Assessing gene space is a core aspect of knowing whether or not you have a good assembly.

Benchmarking Universal Single-Copy Orthologs (BUSCO) sets are collections of orthologous groups with near-universally-distributed single-copy genes in each species, selected from OrthoDB root-level orthology delineations across arthropods, vertebrates, metazoans, fungi, and eukaryotes. BUSCO groups were selected from each major radiation of the species phylogeny requiring genes to be present as single-copy orthologs in at least 90% of the species; in others they may be lost or duplicated, and to ensure broad phyletic distribution they cannot all be missing from one sub-clade. The species that define each major radiation were selected to include the majority of OrthoDB species, excluding only those with unusually high numbers of missing or duplicated orthologs, while retaining representation from all major sub-clades. Their widespread presence means that any BUSCO can therefore be expected to be found as a single-copy ortholog in any newly-sequenced genome from the appropriate phylogenetic clade. [Busco Supplementary Online Material.]

  1. Run Busco on each assembly.
     mkdir BUSCO
     cd BUSCO
     ln -s ../*.fasta .
     # run the following line to setup the busco environment on milou
     source $BUSCO_SETUP
     function apply_BUSCO {
         ASSEMBLY=$1 #The assembly is the first parameter to this function
         LINEAGE=$BUSCO_LINEAGE_SETS/bacteria_odb9
         BUSCO -i $ASSEMBLY -l $LINEAGE -c 4 -m genome -o ${ASSEMBLY/.fasta/_busco}
     }
    
    • What does the gene space look like for each assembly?

Comparative Alignment

module load mauve/2015-02-13

Comparative alignment is a useful tool to see how assemblies compare to each other.
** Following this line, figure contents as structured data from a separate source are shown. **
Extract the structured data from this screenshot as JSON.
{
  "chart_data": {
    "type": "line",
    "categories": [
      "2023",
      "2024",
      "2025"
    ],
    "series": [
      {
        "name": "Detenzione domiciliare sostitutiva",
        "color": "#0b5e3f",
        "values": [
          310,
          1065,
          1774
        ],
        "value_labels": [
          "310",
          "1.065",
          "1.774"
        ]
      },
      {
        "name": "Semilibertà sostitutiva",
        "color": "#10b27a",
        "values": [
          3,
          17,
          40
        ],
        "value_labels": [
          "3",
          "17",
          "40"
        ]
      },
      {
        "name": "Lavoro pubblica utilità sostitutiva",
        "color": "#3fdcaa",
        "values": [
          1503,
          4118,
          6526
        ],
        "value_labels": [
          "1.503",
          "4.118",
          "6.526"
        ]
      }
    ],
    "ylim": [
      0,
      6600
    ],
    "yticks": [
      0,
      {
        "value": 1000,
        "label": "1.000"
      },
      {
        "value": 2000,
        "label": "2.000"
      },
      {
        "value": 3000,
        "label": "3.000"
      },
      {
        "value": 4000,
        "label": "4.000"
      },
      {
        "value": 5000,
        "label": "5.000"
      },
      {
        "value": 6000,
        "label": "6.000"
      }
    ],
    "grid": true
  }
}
This can be useful to compare assemblies to a reference, or to see if assemblies have large structural differences.

  1. Use Mauve to compare all the assemblies. First use Mauve contig mover (Tools > Move contigs) to reorder contigs with respect to your chosen first assembly. Then use align with ProgressiveMauve to align the reordered contigs.
     Mauve
    
  2. Use Gepard to see how assemblies compare to each other.
     mkdir Gepard
     cd Gepard
     ln -s ../*.fasta .
     function apply_Gepard {
         ASSEMBLY1=$1 # An assembly is the first parameter to this function
         ASSEMBLY2=$2 # An assembly is the second parameter to this function
         GEPARD_HOME=/sw/courses/assembly/Tools
         SUBSTITUTION_MATRIX=$GEPARD_HOME/matrices/edna.mat
         java -Djava.awt.headless=true -Xmx1024m -cp $GEPARD_HOME/Gepard-1.40.jar org.gepard.client.cmdline.CommandLine \
             -seq1 $ASSEMBLY1 -seq2 $ASSEMBLY2 -matrix $SUBSTITUTION_MATRIX -outfile ${ASSEMBLY1/.fasta/}_vs_${ASSEMBLY2/.fasta/}_dotplot.png
     }
    

    This bash snippet will generate every pairwise comparison of the set.

     set -- *.fasta
     for a; do
         shift;
         for b; do
             <function> $a $b
         done
     done
    
    • Do you see any large scale differences between the assemblies?